Instalasi Linux Dualboot

Hai Readers!

Udah pada tau kan kalo laptop kalian bisa menjalani dua sistem operasi sekaligus? Yap. Itu lah yg dinamakan dual boot. Hmmm.. buat apa sih sebenernya? Pasti Readers berpikir "Ngapain sih kan Windows aja cukup" atau "Linux aja cukup". Yaa jawabannya sih tergantung dari kebutuhan masing-masing. Kalau saya sih karena saya kuliah di Institut Teknologi Sepuluh Nopember jurusan Teknik Informatika yg menganjurkan untuk menginstall Linux dan Windows pada laptop masing-masing. Nah, hari ini saya akan memberikan tutorial untuk menginstall Linux pada Windows 7.

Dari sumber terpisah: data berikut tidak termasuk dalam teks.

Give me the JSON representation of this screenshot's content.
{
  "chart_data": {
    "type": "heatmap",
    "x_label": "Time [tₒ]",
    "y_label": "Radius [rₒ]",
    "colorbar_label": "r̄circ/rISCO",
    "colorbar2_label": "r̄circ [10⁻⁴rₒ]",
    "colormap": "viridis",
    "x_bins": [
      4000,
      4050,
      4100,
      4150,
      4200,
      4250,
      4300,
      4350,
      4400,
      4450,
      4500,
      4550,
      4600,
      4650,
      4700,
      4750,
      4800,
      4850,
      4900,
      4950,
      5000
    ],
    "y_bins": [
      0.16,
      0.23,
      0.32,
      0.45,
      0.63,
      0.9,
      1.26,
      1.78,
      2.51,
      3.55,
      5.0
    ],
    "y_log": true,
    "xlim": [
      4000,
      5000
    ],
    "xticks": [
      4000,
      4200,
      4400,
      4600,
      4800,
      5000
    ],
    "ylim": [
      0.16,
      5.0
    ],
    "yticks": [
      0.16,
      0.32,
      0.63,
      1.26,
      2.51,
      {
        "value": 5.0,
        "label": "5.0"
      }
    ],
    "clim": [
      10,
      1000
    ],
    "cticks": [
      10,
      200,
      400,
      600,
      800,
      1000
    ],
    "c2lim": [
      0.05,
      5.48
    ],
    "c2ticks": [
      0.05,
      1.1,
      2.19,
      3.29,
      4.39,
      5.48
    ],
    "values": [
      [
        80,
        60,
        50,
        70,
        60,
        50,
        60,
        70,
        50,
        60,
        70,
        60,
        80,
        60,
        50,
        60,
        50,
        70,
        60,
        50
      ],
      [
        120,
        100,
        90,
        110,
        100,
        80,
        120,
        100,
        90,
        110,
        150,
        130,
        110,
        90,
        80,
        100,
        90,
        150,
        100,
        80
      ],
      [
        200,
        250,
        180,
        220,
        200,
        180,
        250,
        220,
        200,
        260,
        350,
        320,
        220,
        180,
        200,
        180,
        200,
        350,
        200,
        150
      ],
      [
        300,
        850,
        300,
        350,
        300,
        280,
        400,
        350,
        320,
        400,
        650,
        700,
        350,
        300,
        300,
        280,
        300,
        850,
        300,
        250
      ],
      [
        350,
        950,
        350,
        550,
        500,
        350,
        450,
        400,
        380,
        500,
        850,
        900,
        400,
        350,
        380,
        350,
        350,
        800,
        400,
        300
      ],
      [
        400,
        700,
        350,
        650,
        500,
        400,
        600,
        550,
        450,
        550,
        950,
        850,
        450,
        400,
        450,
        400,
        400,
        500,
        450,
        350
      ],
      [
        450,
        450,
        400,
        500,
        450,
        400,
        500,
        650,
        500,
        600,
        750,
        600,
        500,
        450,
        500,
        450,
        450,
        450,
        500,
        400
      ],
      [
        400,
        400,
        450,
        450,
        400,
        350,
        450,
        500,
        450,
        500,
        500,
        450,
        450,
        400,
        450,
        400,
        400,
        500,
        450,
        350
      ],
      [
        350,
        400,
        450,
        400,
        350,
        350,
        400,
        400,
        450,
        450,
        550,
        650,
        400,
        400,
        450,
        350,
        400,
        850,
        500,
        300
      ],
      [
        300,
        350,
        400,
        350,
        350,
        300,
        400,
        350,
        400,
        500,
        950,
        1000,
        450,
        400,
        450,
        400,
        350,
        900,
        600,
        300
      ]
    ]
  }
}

Hal-hal yg mesti Readers siapkan:
  1. Installer Linux (boleh di CD boleh di flashdisk)
  2. Partisi hardisk

Udah siap? Lanjutttt!
  1. Klik Start, pilih Computer klik kanan dan pilih Manage. Kemudian pililh Disk management.
  2. Buat partisi di data D, klik kanan pilih shrink volume dan masukan 35000 pada Enter the amount of space to shrink in MB. lalu klik shrink.
  3. Tutup Windows, restart laptop Readers sembari dipasang installer Linuxnya (di sini saya menggunakan flashdisk).
  4. Atur Boot priority dengan menekan ESC atau F2 (tergantung jenis laptopnya) pilih boot pertama, biasanya akan muncul nama flashdisk Readers. Setelah di reboot pilih boot device (pilih flashdisk Readers) tekan enter.
  5. Muncul Unet boot in. Pilih try ubuntu without installing. Laptop akan booting dan menampilkan tampilan desktop Linux beserta Libre Office dan lain lain.
  6. Kalau sudah puas melihat-lihat tampilan Linux, lanjut aja kita mengklik install ubuntu untuk mulai mengintall Linux di laptop Readers.
  7. Ketika reader mengklik install ubuntu, akan muncul tampilan instalasi Linux. Pilih English klik continue muncul tampilan Preparing to install ubuntu klik cotinue kemudian muncul tampilan wireless klik continue aja trus muncul tampilan Installation type pilih Something else klik continue. Kemudian muncul tampilan hardisk laptop Readers. Untuk menginstall Linux minimal Readers mempunyai dua partisi. Satu untuk root dan satu untuk swap. Klik add, masukan swap area sebesar 1500, klik ok. Lalu klik add lagi, masukan root sebesar 35201 (sisa dari swap area), kosongkan mount point blank root, klik ok. Kemudian muncul tampilan hardisk lagi lalu klik install now. Instalasi berjalan. Pilih Jakarta, pilih keyboard layout: english, isi username dan password, klik continue. Lalu readers akan dihadapkan dengan pilihan untuk mengganti gambar desktop, silakan pilih gambar yg readers inginkan. Tunggu instalasi sampai selesai.
  8. Restart laptop Readers untuk memilih sistem operasi mana yg akan Readers gunakan. Jika ingin menggunakan Linux pilih ubuntu with Linux, jika ingin menggunakan Windows 7 tinggal pilih saja Windows 7.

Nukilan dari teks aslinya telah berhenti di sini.